Results of the pooled analyses are also consistent with the findings of the individual trials on the key secondary end point, in that patients in both treatment groups experienced a rapid, clinically meaningful reduction (ie, ≥1-point reduction in CGI scale, at the individual patient level[33,34]) in the severity of their suicidality, as measured by the CGI-SS-r at 24 hours after the first dose without statistically significant treatment differences.[23,24] This may be due in part to the benefit of hospitalization, the intensive clinical contact patients received as study participants,[35] and/or the method used to assess suicidality.
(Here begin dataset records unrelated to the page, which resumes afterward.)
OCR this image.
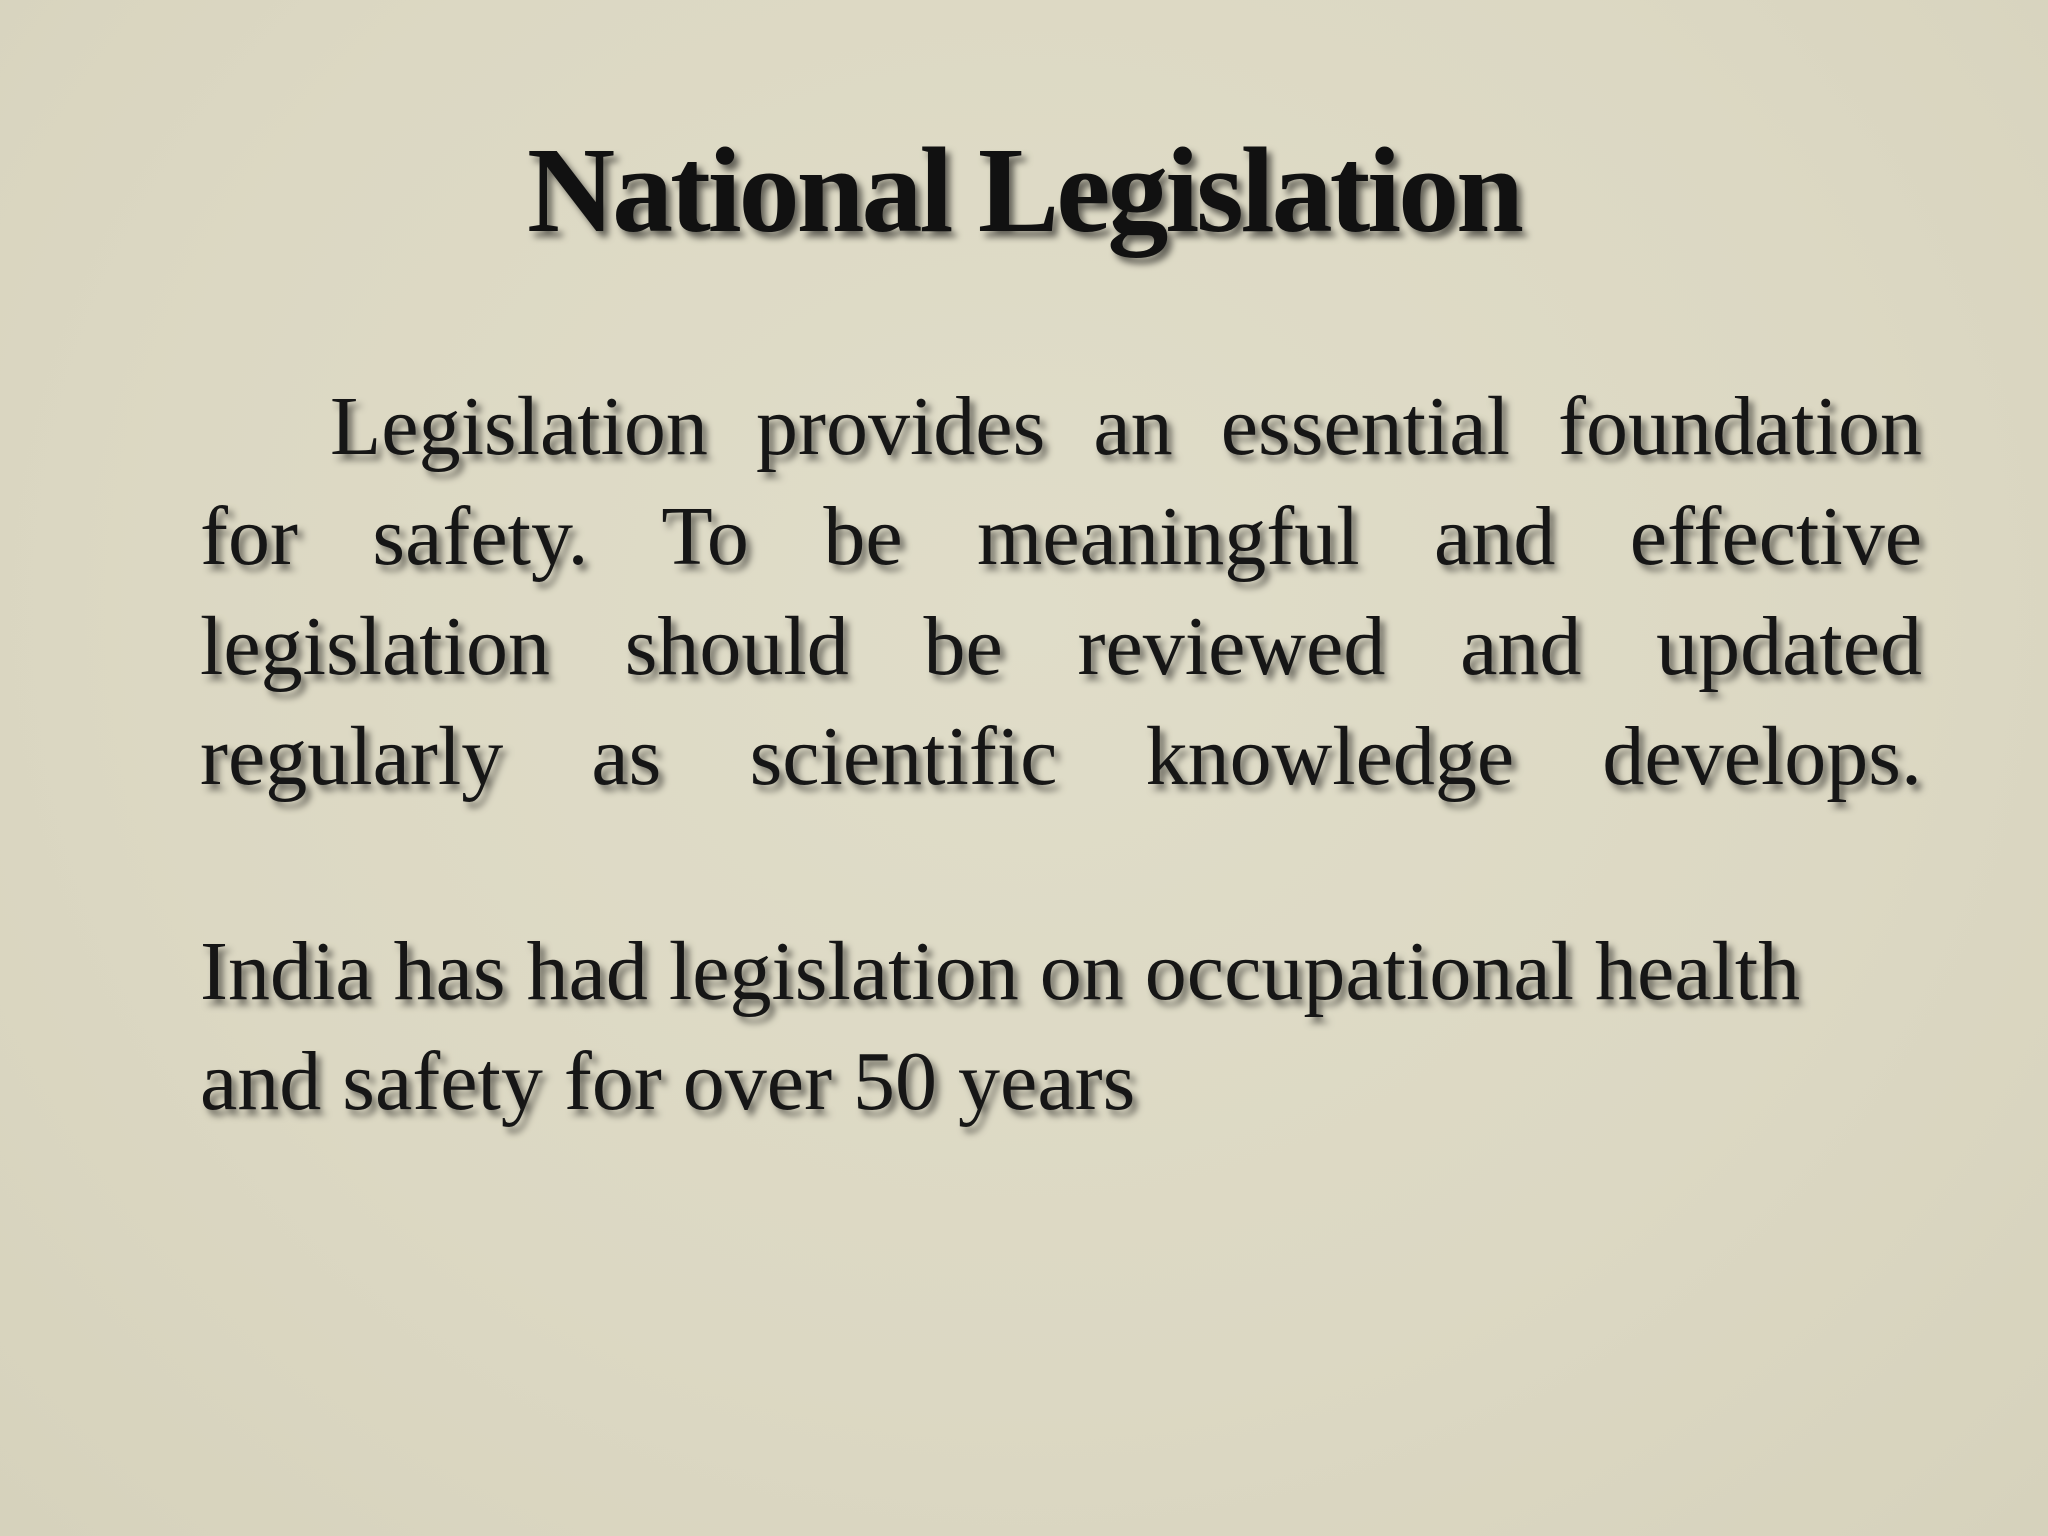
National Legislation
Legislation provides an essential foundation for safety. To be meaningful and effective legislation should be reviewed and updated regularly as scientific knowledge develops.
India has had legislation on occupational health and safety for over 50 years
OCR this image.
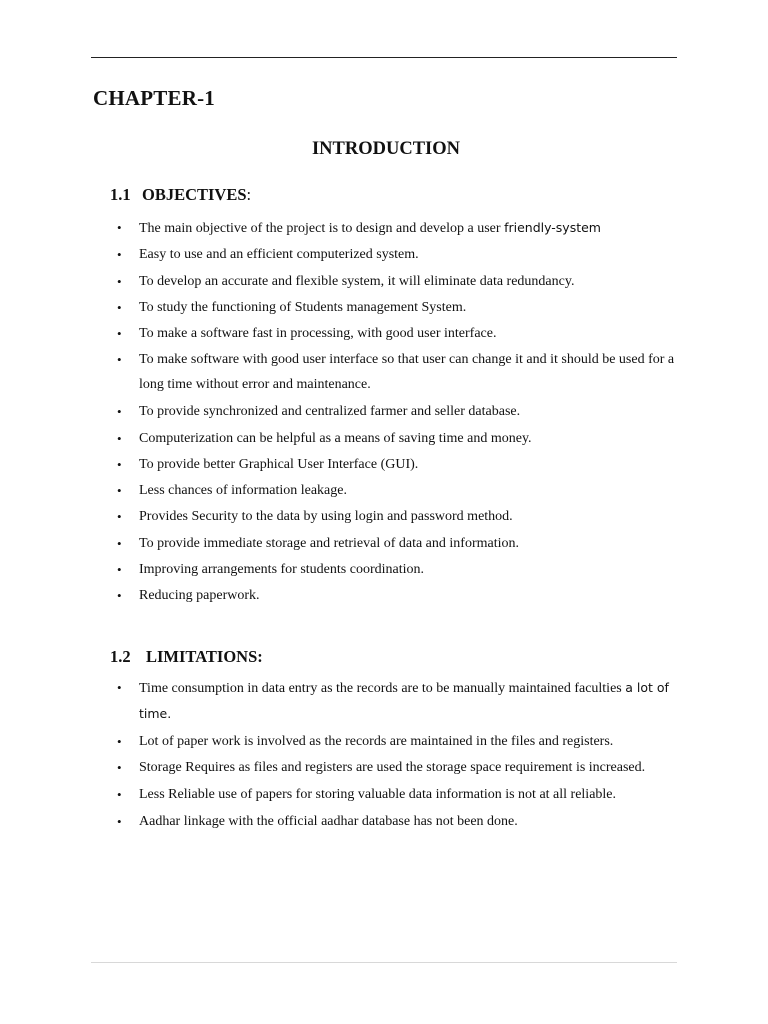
CHAPTER-1
INTRODUCTION
1.1 OBJECTIVES:
• The main objective of the project is to design and develop a user friendly-system
• Easy to use and an efficient computerized system.
• To develop an accurate and flexible system, it will eliminate data redundancy.
• To study the functioning of Students management System.
• To make a software fast in processing, with good user interface.
• To make software with good user interface so that user can change it and it should be used for a long time without error and maintenance.
• To provide synchronized and centralized farmer and seller database.
• Computerization can be helpful as a means of saving time and money.
• To provide better Graphical User Interface (GUI).
• Less chances of information leakage.
• Provides Security to the data by using login and password method.
• To provide immediate storage and retrieval of data and information.
• Improving arrangements for students coordination.
• Reducing paperwork.
1.2 LIMITATIONS:
• Time consumption in data entry as the records are to be manually maintained faculties a lot of time.
• Lot of paper work is involved as the records are maintained in the files and registers.
• Storage Requires as files and registers are used the storage space requirement is increased.
• Less Reliable use of papers for storing valuable data information is not at all reliable.
• Aadhar linkage with the official aadhar database has not been done.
Methodological challenges of measuring rapid changes in suicidality are well described.[31] Ecological momentary assessment studies have identified fluctuations in suicidal ideation, frequency, and intensity, as markers of increased suicide risk.[36] These findings highlight that suicidal ideation is highly variable over short periods, and traditional 1-time assessment methods or once-daily measurement may not adequately capture the impact of interventions on this symptom.

It is important to note that esketamine nasal spray is approved in conjunction with an oral antidepressant to treat depressive symptoms, but not for reducing suicidal ideation or behavior, in adults with MDD and acute suicidal ideation or behavior.[25,26] Nonetheless, rapid reduction of depressive symptoms may serve as an important approach in this highly vulnerable population, bridging the gap until additional comprehensive therapeutic measures (including the onset of full oral antidepressant effect) may be set in place.

The adverse events observed in the ASPIRE studies are consistent with the established safety profile of esketamine nasal spray.[37-39] In general, adverse events occurred on intranasal dosing days and resolved the same day.

Even in an enriched population, the event of suicidality is relatively rare, underscoring the value of a large database in a vulnerable population. Suicide-related events were reported among the extremely vulnerable patients enrolled in the ASPIRE studies, not unexpectedly given their high risk. Ten patients in the esketamine plus standard-of-care group and 6 patients in the placebo plus standard-of-care group attempted suicide during the double-blind treatment and/or follow-up phases. This difference in numbers of attempted suicides between groups may be related to the 5% greater rate of recent suicide attempts reported by patients assigned to esketamine at randomization, as recent suicidal behavior is a known risk factor for subsequent suicide attempt.[40] One patient treated with esketamine during the double-blind phase died by suicide during the follow-up phase. This patient had a history of multiple prior suicide attempts, including one attempt within the month before randomization. Although tragic, this was the only suicide across the clinical development program that included more than 500 patients with MDD who had active suicidal ideation with intent, a high rate of prior suicide attempts, and moderate to severe depressive symptoms at baseline, all significant risk factors or predictors for suicide.[41-43]

Limitations

To ensure ethical treatment, patients in the control arm of the ASPIRE studies received comprehensive standard of care, including initial psychiatric hospitalization and optimized oral antidepressant therapy. The well-known placebo response in antidepressant clinical trials,[44,45] coupled with the frequent and intensive clinical visits (contacts) in the ASPIRE studies, should be considered when interpreting the results. Standard-of-care interventions provided in these global studies may differ across regions, also potentially limiting generalizations based on the findings.

CONCLUSIONS

The pooled results from the ASPIRE I and ASPIRE II trials affirm and strengthen the results of the individual studies: esketamine nasal spray, given in the context of comprehensive standard of care, provides rapid relief of depressive symptoms in patients with MDD and acute suicidal ideation or behavior, especially so in those with a history of prior suicide attempt, a severely ill, vulnerable population in need of urgent symptom control.